Al vibrante México insumiso.
-Domingo, el día más brutal.
Francisco Caballero, cura de la parroquia de Sabana del Mar, tiembla junto a la venta que da a la plaza.
El incienso y los ecos del “Kyrie eleison” reciben a los feligreses que se postran ante el señor y su legión de Santos y Vírgenes.
El sacerdote mira desencajado a diestra y siniestra tratando de adivinar los rostros de su rebaño, pero lo apretado del santuario y las luces enanas de los cirios hunden a la multitud en un abismo.
-Recordad, comemos el Cuerpo de Cristo y entonces nuestro cuerpo es suyo. Debéis… es necesario mantener a Dios en vosotros y no ahuyentarlo con fiestas a Satán… ¡Vuestras almas…las almas del mundo dependen de esto, hermanos!
La voz del clérigo tronó en la parroquia, pero tan pronto volvió a reinar el silencio, vio cómo las caras de dos indios se iluminaban con sonrisas.
Fray Francisco pasó el resto del día entre rezos y mortificaciones y cuando su espalda comenzaba a sangrar escuchó un alboroto alzándose en el extremo norte de la plaza.
-Señor, ten piedad.
Estrujó sus manos en ferviente oración pidiendo fuerza al altísimo. En medio de aquel tormento, en plena súplica, su celda se llenó con el perfume violeta del árbol del amor y las caricias que los ojos de las Moras le daban al verano en su natal Granada.
-Árbol del amor… ¡Árbol de Judas!
Le punzaba el abdomen y, como si de una serpiente se tratara, apretó su verga deseándole muerte.
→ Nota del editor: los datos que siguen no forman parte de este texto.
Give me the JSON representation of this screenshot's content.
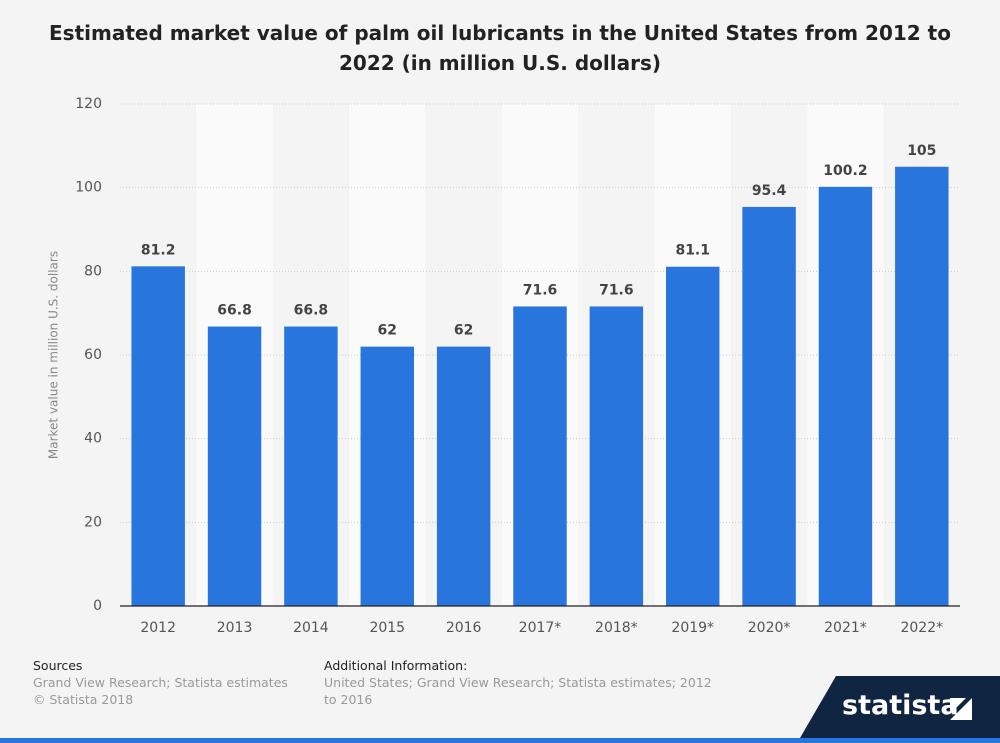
{
  "chart_data": {
    "type": "bar",
    "title": "Estimated market value of palm oil lubricants in the United States from 2012 to 2022 (in million U.S. dollars)",
    "ylabel": "Market value in million U.S. dollars",
    "categories": [
      "2012",
      "2013",
      "2014",
      "2015",
      "2016",
      "2017*",
      "2018*",
      "2019*",
      "2020*",
      "2021*",
      "2022*"
    ],
    "values": [
      81.2,
      66.8,
      66.8,
      62,
      62,
      71.6,
      71.6,
      81.1,
      95.4,
      100.2,
      105
    ],
    "color": "#2876dd",
    "ylim": [
      0,
      120
    ],
    "yticks": [
      0,
      20,
      40,
      60,
      80,
      100,
      120
    ],
    "grid": true
  },
  "footer": {
    "sources_title": "Sources",
    "sources": [
      "Grand View Research; Statista estimates",
      "© Statista 2018"
    ],
    "info_title": "Additional Information:",
    "info": "United States; Grand View Research; Statista estimates; 2012 to 2016",
    "logo": "statista"
  }
}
Pero al estrangular la carne sintió cómo crecían sus poderes y, horrorizado, alzó sus manos al cielo.
La vida en el extremo norte de la plaza aumentaba, su cuerpo comenzaba a moverse contra su voluntad y haciendo acopio de todo su coraje fue directo a aquel infierno para arrancarlo de raíz.
Esperó a que el ocaso terminara de grabar sus sombras y pegado contra los muros llegó hasta una esquina en la que sonaban palmas, carcajadas, uyes y ayes alrededor de un montón de cirios rojos.
Esta noche he de pasear
con la amada prenda mía,
y nos hemos de holgar
hasta que Jesús se ría.
Fue tanta la violencia que sacudió al cura que éste cayó de rodillas, y justo cuando estaba por lanzar su maldición contra aquella turba, sus ojos resbalaron por los meneos y zarandeos de una mulata que echaba sus nalgas por aquí y las tetas para allá mientras sus anchos labios se burlaban con besos de la barba erizada de un saltapatrás y de la brillante calva de un criollo.
Tus piernas son dos columnas,
más arriba está la fuente
y con tus bailes, Bibiana,
haces venir la corriente.
Era tanta la dicha de aquella porquería, alegría de criollos, indios, zambos, coyotes, negros, cambujos y otras gentes de color quebrado, que Fray Francisco vomitó sus hábitos y regresó a la parroquia dando tumbos en medio de otro alud de coplas:
“Este Jarabe gatuno
lo compuso Lucifer
para llevarse a las almas
a los infiernos a arder”
Asfixiado y sudoroso, se despojó de sus ropas y comenzó a rodar por los suelos hasta quedar dormido.
Soñó. Por primera vez en muchos, muchos años soñó, y se veía parado en una esquina con los hábitos alzados mientras su espina dorsal y su falo cascabeleaban hasta acabar aullando en el confesionario.
El canto de los gallos le trajo luz, y también, la sensación helada de un charco amarillento escurriéndose en su entrepierna.
Esa mañana empacó y escribió:
En este infierno de los seris que me agota, exaspera y aniquila, se alborota la moderna juventud y hasta las personas serias con ese libidinoso baile que le llaman el Jarabe gatuno. Mi vista no me permite ver sus movimientos, pero a lo mejor yo estoy alucinado, porque he sentido, estando en el ramadón de la plaza cuando bailan ese jarabe, el crujir de las coyunturas de los huesos y el vibrar de la espina dorsal de los que bailan. Dios me perdone, pero así lo he sentido. Todo esto, Excelentísimo Señor, me ha agotado; me tiene al borde de la desesperación. No puedo más. ¿Qué hago entonces? Pues que me releven, mis años ya no están para estos trajines.